Blue Origin has now secured a contract to use New Glenn to launch a geostationary satellite for Eutelsat Communications, sometime in 2021 or 2022, according to a statement from Eutelsat released today (March 7). [Blue Origin's Giant New Glenn Rocket in Pictures]
"In including New Glenn in our manifest, we are pursuing our longstanding strategy of innovation that drives down the cost of access to space and drives up performance," Rodolphe Belmer, Eutelsat CEO, said in the statement. "This can only be good news for the profitability and sustainability of our industry."
The New Glenn rocket is named after NASA astronaut John Glenn, the first American to orbit Earth. Blue Origin has unveiled plans for two-stage and three-stage versions of New Glenn, both with a reusable first stage and an identical second stage. Each of the rockets will be powered by seven of the company's BE-4 engines (the optional third stage will use a BE-3 engine), burning liquefied natural gas and liquid oxygen. The company also has a contract to sell the BE-4 engines to United Launch Alliance to power its new Vulcan rocket.
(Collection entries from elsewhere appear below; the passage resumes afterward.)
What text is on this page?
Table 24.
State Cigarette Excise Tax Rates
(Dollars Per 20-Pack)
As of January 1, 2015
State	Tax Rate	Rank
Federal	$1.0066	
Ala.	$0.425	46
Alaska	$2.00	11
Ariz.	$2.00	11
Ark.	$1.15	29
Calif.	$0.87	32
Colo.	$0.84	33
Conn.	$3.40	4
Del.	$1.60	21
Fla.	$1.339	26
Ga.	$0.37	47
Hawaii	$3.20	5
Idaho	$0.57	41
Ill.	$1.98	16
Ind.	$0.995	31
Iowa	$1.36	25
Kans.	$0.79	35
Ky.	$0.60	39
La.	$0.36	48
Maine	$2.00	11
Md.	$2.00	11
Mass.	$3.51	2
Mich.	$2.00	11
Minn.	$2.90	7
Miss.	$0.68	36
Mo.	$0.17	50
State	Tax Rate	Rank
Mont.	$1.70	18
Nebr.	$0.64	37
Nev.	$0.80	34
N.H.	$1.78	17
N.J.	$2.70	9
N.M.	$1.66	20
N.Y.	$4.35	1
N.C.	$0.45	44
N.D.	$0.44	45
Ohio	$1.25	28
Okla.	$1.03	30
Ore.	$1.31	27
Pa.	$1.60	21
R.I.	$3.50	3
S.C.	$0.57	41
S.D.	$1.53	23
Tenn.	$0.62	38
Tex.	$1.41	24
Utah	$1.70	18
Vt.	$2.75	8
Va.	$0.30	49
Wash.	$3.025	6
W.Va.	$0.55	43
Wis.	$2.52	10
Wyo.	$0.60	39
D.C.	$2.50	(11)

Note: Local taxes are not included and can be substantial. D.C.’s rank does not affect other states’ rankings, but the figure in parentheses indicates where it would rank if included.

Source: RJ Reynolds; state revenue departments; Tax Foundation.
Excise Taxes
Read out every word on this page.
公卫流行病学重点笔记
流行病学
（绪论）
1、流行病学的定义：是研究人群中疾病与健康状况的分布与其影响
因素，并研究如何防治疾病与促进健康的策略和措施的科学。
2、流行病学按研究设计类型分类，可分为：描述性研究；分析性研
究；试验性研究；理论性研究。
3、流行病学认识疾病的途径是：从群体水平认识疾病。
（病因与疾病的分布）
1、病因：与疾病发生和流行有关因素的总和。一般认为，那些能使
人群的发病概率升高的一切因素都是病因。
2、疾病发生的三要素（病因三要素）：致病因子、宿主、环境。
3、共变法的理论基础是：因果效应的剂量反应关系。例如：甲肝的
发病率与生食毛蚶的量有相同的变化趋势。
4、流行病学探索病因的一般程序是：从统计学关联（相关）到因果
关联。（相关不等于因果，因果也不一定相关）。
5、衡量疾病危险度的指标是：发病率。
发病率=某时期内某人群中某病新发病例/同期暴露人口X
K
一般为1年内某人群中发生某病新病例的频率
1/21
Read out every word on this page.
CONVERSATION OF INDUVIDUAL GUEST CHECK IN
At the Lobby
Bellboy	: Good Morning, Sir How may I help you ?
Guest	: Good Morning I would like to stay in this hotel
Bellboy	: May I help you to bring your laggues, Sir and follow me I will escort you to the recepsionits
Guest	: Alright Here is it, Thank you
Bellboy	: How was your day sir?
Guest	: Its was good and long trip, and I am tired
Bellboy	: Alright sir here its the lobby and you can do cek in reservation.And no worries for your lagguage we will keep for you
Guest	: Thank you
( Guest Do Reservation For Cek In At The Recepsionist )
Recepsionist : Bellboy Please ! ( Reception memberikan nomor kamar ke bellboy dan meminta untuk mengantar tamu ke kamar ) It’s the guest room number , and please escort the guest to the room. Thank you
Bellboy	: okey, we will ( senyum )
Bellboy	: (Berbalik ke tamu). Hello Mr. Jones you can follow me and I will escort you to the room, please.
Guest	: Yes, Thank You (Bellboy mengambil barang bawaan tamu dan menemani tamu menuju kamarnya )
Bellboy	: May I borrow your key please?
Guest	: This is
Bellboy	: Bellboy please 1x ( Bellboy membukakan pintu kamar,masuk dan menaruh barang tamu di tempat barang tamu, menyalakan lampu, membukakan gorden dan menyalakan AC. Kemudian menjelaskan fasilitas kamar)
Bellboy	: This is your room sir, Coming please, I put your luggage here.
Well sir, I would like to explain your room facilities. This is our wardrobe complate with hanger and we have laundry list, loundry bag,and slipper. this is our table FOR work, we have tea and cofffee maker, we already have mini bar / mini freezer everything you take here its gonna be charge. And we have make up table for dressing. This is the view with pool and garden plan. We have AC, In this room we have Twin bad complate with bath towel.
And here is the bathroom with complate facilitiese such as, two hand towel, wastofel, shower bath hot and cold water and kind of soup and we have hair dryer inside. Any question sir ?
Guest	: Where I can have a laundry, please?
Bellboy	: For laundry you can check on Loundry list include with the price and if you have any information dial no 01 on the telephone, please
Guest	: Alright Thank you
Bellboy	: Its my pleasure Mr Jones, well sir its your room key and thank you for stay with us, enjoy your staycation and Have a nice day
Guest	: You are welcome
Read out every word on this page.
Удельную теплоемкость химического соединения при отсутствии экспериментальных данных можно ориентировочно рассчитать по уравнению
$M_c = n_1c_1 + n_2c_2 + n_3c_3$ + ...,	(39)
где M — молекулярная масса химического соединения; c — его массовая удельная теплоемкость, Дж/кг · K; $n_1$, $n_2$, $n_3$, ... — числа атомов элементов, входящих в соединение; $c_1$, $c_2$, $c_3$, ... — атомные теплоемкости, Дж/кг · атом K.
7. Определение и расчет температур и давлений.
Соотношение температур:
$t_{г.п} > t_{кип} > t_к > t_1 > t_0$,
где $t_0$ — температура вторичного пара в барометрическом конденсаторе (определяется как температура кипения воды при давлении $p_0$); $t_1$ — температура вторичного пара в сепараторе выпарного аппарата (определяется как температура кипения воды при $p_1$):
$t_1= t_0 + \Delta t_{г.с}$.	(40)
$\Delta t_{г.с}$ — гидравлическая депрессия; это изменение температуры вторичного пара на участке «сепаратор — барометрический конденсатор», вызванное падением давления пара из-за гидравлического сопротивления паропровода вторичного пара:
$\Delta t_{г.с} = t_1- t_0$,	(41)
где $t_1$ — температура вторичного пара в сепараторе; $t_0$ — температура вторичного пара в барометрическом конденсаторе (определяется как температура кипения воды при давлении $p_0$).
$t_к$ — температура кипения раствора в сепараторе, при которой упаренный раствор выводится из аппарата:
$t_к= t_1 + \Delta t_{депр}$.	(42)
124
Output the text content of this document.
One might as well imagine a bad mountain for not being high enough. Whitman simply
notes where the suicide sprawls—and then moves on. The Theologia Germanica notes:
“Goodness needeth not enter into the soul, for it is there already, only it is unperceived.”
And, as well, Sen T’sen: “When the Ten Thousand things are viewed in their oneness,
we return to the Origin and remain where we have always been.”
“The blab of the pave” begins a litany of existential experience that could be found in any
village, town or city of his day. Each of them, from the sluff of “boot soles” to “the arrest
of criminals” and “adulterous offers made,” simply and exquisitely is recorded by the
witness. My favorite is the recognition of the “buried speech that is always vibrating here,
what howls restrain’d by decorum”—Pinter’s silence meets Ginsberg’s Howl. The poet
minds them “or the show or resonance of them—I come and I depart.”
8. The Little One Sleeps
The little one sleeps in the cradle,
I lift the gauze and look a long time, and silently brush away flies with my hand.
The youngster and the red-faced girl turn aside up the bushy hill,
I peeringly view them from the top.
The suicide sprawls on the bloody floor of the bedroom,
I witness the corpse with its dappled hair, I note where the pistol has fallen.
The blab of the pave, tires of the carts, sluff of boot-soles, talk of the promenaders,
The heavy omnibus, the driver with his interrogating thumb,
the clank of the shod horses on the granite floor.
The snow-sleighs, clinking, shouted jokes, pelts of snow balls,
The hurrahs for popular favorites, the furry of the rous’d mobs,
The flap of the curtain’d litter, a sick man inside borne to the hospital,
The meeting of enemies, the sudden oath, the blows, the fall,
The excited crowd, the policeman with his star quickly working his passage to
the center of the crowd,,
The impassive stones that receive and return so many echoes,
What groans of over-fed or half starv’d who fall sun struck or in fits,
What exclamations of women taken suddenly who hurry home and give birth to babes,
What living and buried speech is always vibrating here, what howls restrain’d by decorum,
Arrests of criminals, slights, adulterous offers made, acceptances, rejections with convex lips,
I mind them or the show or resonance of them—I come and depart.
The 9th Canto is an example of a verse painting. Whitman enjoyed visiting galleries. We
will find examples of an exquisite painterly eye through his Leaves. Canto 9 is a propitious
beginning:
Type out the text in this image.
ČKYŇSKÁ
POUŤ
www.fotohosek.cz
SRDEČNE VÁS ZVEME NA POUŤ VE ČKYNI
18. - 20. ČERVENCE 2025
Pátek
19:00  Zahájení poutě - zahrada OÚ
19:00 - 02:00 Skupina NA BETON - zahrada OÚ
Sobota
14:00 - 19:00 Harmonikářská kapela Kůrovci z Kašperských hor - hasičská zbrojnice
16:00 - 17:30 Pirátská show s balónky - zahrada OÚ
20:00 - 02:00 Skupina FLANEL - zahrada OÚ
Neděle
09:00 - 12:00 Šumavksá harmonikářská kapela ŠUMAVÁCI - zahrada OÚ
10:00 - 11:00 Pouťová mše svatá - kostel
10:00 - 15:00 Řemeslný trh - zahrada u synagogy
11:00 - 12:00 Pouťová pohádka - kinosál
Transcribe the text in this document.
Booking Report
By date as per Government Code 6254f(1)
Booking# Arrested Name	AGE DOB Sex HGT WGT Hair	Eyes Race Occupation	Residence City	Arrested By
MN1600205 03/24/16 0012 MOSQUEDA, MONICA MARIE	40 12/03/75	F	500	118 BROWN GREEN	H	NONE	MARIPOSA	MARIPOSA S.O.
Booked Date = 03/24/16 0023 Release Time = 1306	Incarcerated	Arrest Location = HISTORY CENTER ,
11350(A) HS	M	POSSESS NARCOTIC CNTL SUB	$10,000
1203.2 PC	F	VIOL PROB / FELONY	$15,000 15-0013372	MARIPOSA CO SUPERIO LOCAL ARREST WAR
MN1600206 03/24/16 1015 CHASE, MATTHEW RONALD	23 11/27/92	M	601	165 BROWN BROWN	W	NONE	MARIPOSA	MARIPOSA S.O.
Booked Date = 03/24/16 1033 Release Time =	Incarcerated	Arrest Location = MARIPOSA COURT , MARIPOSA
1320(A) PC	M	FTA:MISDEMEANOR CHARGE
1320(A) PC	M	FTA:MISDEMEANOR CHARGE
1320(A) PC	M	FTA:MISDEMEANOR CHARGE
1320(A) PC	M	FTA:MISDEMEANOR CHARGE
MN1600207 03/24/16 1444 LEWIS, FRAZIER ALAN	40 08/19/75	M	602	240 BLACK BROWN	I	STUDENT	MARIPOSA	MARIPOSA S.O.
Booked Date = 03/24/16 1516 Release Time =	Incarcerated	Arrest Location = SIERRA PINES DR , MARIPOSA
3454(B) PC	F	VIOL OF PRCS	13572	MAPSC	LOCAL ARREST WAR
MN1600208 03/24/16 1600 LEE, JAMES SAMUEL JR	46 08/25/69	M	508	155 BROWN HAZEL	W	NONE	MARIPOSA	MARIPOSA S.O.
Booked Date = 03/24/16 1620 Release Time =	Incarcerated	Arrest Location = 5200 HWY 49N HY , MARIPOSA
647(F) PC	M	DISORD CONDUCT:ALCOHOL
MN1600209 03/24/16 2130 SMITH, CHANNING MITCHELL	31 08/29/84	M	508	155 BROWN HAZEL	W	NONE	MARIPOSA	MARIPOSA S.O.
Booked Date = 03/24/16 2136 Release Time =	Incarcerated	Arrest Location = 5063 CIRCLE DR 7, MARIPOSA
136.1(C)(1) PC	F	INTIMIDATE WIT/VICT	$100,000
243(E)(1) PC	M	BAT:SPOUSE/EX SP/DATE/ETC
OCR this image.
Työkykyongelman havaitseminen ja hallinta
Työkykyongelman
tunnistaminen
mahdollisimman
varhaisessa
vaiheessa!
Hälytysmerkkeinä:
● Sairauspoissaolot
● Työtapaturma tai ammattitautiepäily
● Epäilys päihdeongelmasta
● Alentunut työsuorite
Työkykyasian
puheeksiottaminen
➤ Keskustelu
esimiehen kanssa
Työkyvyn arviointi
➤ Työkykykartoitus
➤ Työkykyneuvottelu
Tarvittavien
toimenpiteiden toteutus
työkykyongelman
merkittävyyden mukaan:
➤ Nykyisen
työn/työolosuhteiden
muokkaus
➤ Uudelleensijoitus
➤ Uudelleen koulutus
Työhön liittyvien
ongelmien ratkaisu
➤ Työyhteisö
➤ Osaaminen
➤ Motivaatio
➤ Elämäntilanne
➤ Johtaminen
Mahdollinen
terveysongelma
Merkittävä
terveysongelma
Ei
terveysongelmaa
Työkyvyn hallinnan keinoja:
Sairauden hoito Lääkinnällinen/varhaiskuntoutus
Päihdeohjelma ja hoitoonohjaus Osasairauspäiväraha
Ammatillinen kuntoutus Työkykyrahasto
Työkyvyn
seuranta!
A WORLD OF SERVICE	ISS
Bezos revealed new details about New Glenn at the Satellite 2017 conference in Washington, D.C., this week, according to an article by SpaceNews reporter Jeff Foust. Bezos said New Glenn would be capable of launching up to 13 metric tons (about 28,000 lbs.) into geostationary transfer orbit and 45 metric tons (about 99,000 lbs.) into low-Earth orbit. That would make the rocket "one of the largest vehicles in service," according to Foust's article.
Blue Origin is also building a 750,000-square-foot production facility for its New Glenn rockets in Exploration Park, located next to NASA's Kennedy Space Center and Cape Canaveral Air Force Station.
The company has already made successful test launches of its suborbital New Shepard rocket, which the company plans to use to carry payloads and human passengers to suborbital heights. Those launches have included successful landings of the reusable New Shepard booster.